Часть 9. Глава 47 (2/2)

- Так! - грубо рявкнул военный, взглянув на вокзальные часы, и толпа сразу же притихла. - Слушай мою команду! Кого называю - бегом на свое место, повторять по два раза не буду! И если хоть кто-нибудь пикнет, что ему тесно, будет бежать за поездом своим ходом. Мотострелковая рота - второй вагон!

От толпы отделилась небольшая группа и начала поспешно карабкаться в поезд, боясь навлечь на себя гнев военного.

- Десантно-штурмовая - третий вагон! - продолжал он тем временем.

Следующая группа также начала грузиться в поезд.

- Танковая - четвертый!

Постепенно перрон практически опустел, а поезд, напротив, заполнялся. Вскоре на нем осталось не больше полусотни человек, на которых военный, казалось, не обращал внимания и глядя куда-то вдаль.

- А вы кто такие? - спросил он, наконец заметив их. - Поезд перепутали, что ли?

По толпе прошел шепот. Кто-то неосторожно произнес вслух слова ”офицерская академия”.

- Ах, офицерская академия? - расплылся в ухмылке военный, сразу же уцепившись за эту фразу. - Соскучились по родным партам? Ну, оно и не удивительно, все ж лучше, чем в окопах ползать!

Ответа на это ехидное замечание не последовало. Присутствующие не понимали, за что на них обрушилась такая немилость.

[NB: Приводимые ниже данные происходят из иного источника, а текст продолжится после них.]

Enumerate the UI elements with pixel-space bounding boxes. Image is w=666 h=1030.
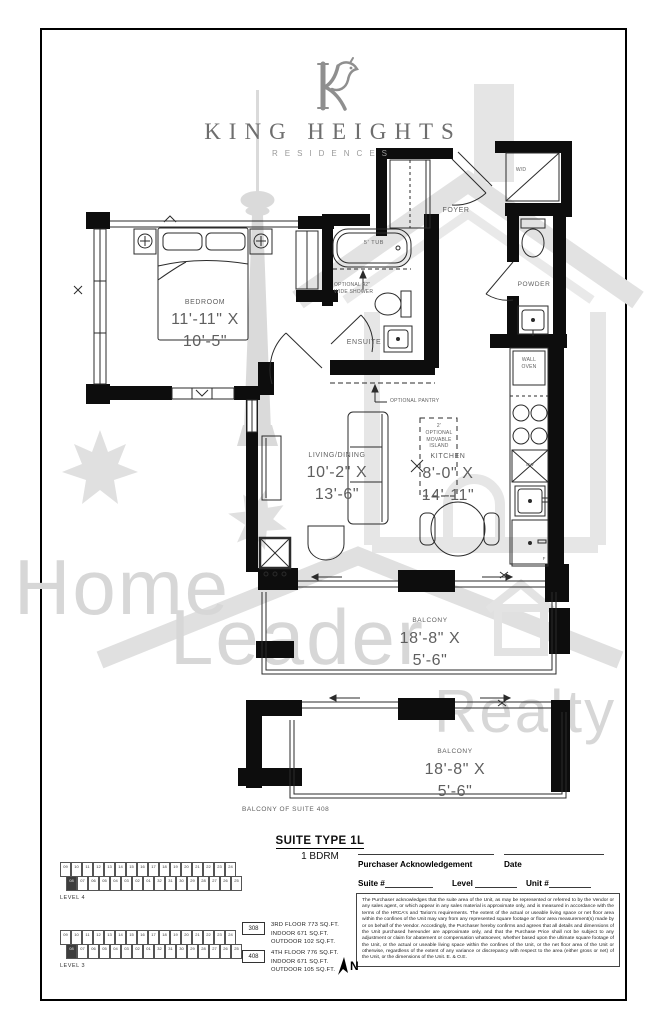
tv-console — [262, 436, 281, 500]
keyplan-unit: 05 — [99, 876, 110, 891]
keyplan-unit: 10 — [71, 862, 82, 877]
dishwasher-label: DW — [518, 462, 542, 468]
keyplan-unit: 01 — [143, 944, 154, 959]
island-label: 2' OPTIONAL MOVABLE ISLAND — [419, 423, 459, 450]
keyplan-unit: 14 — [115, 862, 126, 877]
keyplan-unit: 22 — [203, 862, 214, 877]
keyplan-unit: 12 — [93, 862, 104, 877]
balcony-lower-dims: 18'-8" X 5'-6" — [413, 759, 497, 802]
stat-line: OUTDOOR 105 SQ.FT. — [271, 966, 338, 975]
brand-name: KING HEIGHTS — [0, 119, 666, 145]
keyplan-grid: 0910111213141516171819202122232408070605… — [60, 930, 242, 959]
keyplan-unit: 20 — [181, 862, 192, 877]
foyer-label: FOYER — [425, 206, 487, 215]
north-label: N — [350, 959, 359, 973]
pantry-label: OPTIONAL PANTRY — [390, 398, 480, 405]
keyplan-unit: 26 — [220, 876, 231, 891]
keyplan-unit: 23 — [214, 862, 225, 877]
keyplan-unit: 27 — [209, 876, 220, 891]
keyplan-unit: 02 — [132, 944, 143, 959]
keyplan-unit: 13 — [104, 930, 115, 945]
keyplan-unit: 04 — [110, 876, 121, 891]
stat-line: 3RD FLOOR 773 SQ.FT. — [271, 921, 339, 930]
unit-number-field: Unit # — [526, 879, 591, 888]
keyplan-unit: 03 — [121, 876, 132, 891]
fixtures — [74, 152, 559, 706]
keyplan-unit: 24 — [225, 930, 236, 945]
suite-308-stats: 308 3RD FLOOR 773 SQ.FT.INDOOR 671 SQ.FT… — [242, 921, 352, 948]
suite-code-badge: 408 — [242, 950, 265, 963]
keyplan-unit: 25 — [231, 876, 242, 891]
keyplan-unit: 12 — [93, 930, 104, 945]
logo: KING HEIGHTS RESIDENCES — [0, 56, 666, 158]
keyplan-unit: 13 — [104, 862, 115, 877]
keyplan-unit: 23 — [214, 930, 225, 945]
keyplan-unit: 15 — [126, 862, 137, 877]
keyplan-unit: 15 — [126, 930, 137, 945]
cooktop — [513, 405, 547, 444]
balcony-upper-dims: 18'-8" X 5'-6" — [388, 628, 472, 671]
keyplan-unit: 27 — [209, 944, 220, 959]
nightstand — [250, 229, 272, 254]
keyplan-unit: 19 — [170, 862, 181, 877]
keyplan-unit: 19 — [170, 930, 181, 945]
keyplan-unit: 29 — [187, 944, 198, 959]
bedroom-label: BEDROOM — [163, 298, 247, 307]
keyplan-unit: 32 — [154, 876, 165, 891]
keyplan-unit: 07 — [77, 944, 88, 959]
balcony-lower-label: BALCONY — [413, 748, 497, 757]
stat-line: INDOOR 671 SQ.FT. — [271, 958, 338, 967]
powder-label: POWDER — [504, 281, 564, 290]
kitchen-counter — [510, 348, 548, 564]
purchaser-ack-label: Purchaser Acknowledgement — [358, 860, 472, 869]
purchaser-signature-line — [358, 854, 494, 855]
stat-line: 4TH FLOOR 776 SQ.FT. — [271, 949, 338, 958]
bedroom-dims: 11'-11" X 10'-5" — [163, 309, 247, 352]
washer-dryer-closet — [506, 153, 559, 201]
keyplan-unit: 16 — [137, 930, 148, 945]
date-signature-line — [504, 854, 604, 855]
keyplan-unit: 24 — [225, 862, 236, 877]
keyplan-unit: 02 — [132, 876, 143, 891]
keyplan-unit: 31 — [165, 876, 176, 891]
keyplan-level-4: 0910111213141516171819202122232408070605… — [60, 862, 242, 901]
fridge-label: F — [538, 556, 550, 562]
kitchen-sink — [515, 486, 548, 516]
keyplan-unit: 06 — [88, 876, 99, 891]
stat-line: INDOOR 671 SQ.FT. — [271, 930, 339, 939]
ensuite-label: ENSUITE — [336, 338, 392, 347]
suite-type-title: SUITE TYPE 1L — [276, 835, 365, 849]
pantry-leader — [372, 385, 387, 402]
ensuite-tub — [333, 229, 411, 267]
keyplan-unit: 26 — [220, 944, 231, 959]
living-label: LIVING/DINING — [295, 451, 379, 460]
keyplan-unit: 32 — [154, 944, 165, 959]
keyplan-level-3: 0910111213141516171819202122232408070605… — [60, 930, 242, 969]
keyplan-unit: 09 — [60, 862, 71, 877]
unit-number-blank — [549, 879, 591, 888]
powder-sink — [518, 306, 548, 336]
keyplan-unit: 20 — [181, 930, 192, 945]
horse-emblem-icon — [301, 56, 365, 112]
keyplan-unit: 30 — [176, 876, 187, 891]
shaft — [260, 538, 290, 568]
keyplan-unit: 29 — [187, 876, 198, 891]
keyplan-unit: 21 — [192, 862, 203, 877]
suite-number-blank — [385, 879, 433, 888]
legal-disclaimer: The Purchaser acknowledges that the suit… — [356, 893, 620, 967]
entry-door — [452, 152, 492, 205]
keyplan-unit: 16 — [137, 862, 148, 877]
windows-and-rails — [94, 221, 566, 798]
wd-label: W/D — [506, 167, 536, 174]
keyplan-unit: 17 — [148, 930, 159, 945]
accent-chair — [308, 526, 344, 560]
keyplan-unit: 11 — [82, 862, 93, 877]
keyplan-unit: 25 — [231, 944, 242, 959]
bedroom-closet — [296, 231, 318, 289]
suite-number-field: Suite # — [358, 879, 433, 888]
living-dims: 10'-2" X 13'-6" — [295, 462, 379, 505]
wall-oven-label: WALL OVEN — [511, 357, 547, 371]
bedroom-door — [270, 333, 322, 384]
north-arrow: N — [336, 956, 370, 976]
keyplan-unit: 28 — [198, 944, 209, 959]
suite-stat-lines: 4TH FLOOR 776 SQ.FT.INDOOR 671 SQ.FT.OUT… — [271, 949, 338, 975]
suite-code-badge: 308 — [242, 922, 265, 935]
keyplan-unit: 08 — [66, 876, 77, 891]
keyplan-unit: 18 — [159, 930, 170, 945]
keyplan-level-label: LEVEL 4 — [60, 895, 242, 901]
level-blank — [475, 879, 517, 888]
nightstand — [134, 229, 156, 254]
north-arrow-icon — [336, 956, 349, 976]
keyplan-unit: 10 — [71, 930, 82, 945]
balcony-upper-label: BALCONY — [388, 617, 472, 626]
keyplan-unit: 11 — [82, 930, 93, 945]
keyplan-unit: 04 — [110, 944, 121, 959]
keyplan-unit: 18 — [159, 862, 170, 877]
keyplan-unit: 30 — [176, 944, 187, 959]
level-field: Level — [452, 879, 517, 888]
suite-number-label: Suite # — [358, 879, 385, 888]
keyplan-unit: 17 — [148, 862, 159, 877]
dining-table — [420, 502, 499, 556]
suite-type-block: SUITE TYPE 1L 1 BDRM — [250, 831, 390, 862]
date-label: Date — [504, 860, 522, 869]
keyplan-unit: 28 — [198, 876, 209, 891]
keyplan-unit: 03 — [121, 944, 132, 959]
kitchen-label: KITCHEN — [410, 452, 486, 461]
balcony-note: BALCONY OF SUITE 408 — [242, 806, 422, 815]
brand-tagline: RESIDENCES — [0, 149, 666, 158]
keyplan-unit: 09 — [60, 930, 71, 945]
powder-toilet — [521, 219, 545, 257]
keyplan-unit: 01 — [143, 876, 154, 891]
suite-stat-lines: 3RD FLOOR 773 SQ.FT.INDOOR 671 SQ.FT.OUT… — [271, 921, 339, 947]
shower-label: OPTIONAL 42" WIDE SHOWER — [334, 282, 392, 296]
keyplan-grid: 0910111213141516171819202122232408070605… — [60, 862, 242, 891]
keyplan-level-label: LEVEL 3 — [60, 963, 242, 969]
keyplan-unit: 08 — [66, 944, 77, 959]
keyplan-unit: 31 — [165, 944, 176, 959]
unit-number-label: Unit # — [526, 879, 549, 888]
level-label: Level — [452, 879, 473, 888]
keyplan-unit: 05 — [99, 944, 110, 959]
stat-line: OUTDOOR 102 SQ.FT. — [271, 938, 339, 947]
keyplan-unit: 07 — [77, 876, 88, 891]
keyplan-unit: 21 — [192, 930, 203, 945]
tub-label: 5' TUB — [352, 240, 396, 247]
keyplan-unit: 14 — [115, 930, 126, 945]
keyplan-unit: 06 — [88, 944, 99, 959]
keyplan-unit: 22 — [203, 930, 214, 945]
kitchen-dims: 8'-0" X 14'-11" — [410, 463, 486, 506]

- Ну-ка, умники, ответьте, в каком я звании? - спросил военный, слегка отворачивая погон, на котором красовались четыре маленьких звездочки.

Последовало несколько неуверенных ответов, но, судя по всему, ни один из них не попал в точку.

- Капитан! - с презрением в голосе объявил военный. - Лучше бы вас куда-нибудь к артиллеристам определили, там как раз такие нужны.

Будущие курсанты продолжали хранить молчание, боясь, как бы не вызвать у командира очередной приступ гнева.

- Ладно, - сжалился над ними, наконец, капитан, чье умение издеваться над новобранцами, судя по всему, и ограничивалось этой своеобразной проверкой. - Первый вагон, поедете по-царски. И пошевеливайтесь, поезд уже отправляется!

***

Первым делом по прибытии в офицерскую академию новобранцев привели к присяге. Это делалось скорее в дань традиции, поскольку никто из курсантов всерьез к ней не относились.

После этого их почти налысо постригли, при чем парикмахеры так умело обращались со своими механическими машинками, что никто из курсантов не мог и в толк взять, куда делись их волосы. После стрижки все получили новую форму, инструктор показал казарму, в которой им придется жить, и велел ложиться спать, чтобы к началу завтрашних занятий быть бодрыми и свежими.

Потом потянулись долгие месяца обучения. Юру, как самого прилежного из курсантов, довольно быстро определили в первый ряд и теперь он делил место с другим таким же отличником - Эдиком Вильсоном. Целыми днями напролет они молча, сцепив зубы, синхронно скрипели авторучками, глазными мышцами и, кажется, даже мозговыми извилинами, ловя каждое слово лектора и тут же занося его в толстые тетради.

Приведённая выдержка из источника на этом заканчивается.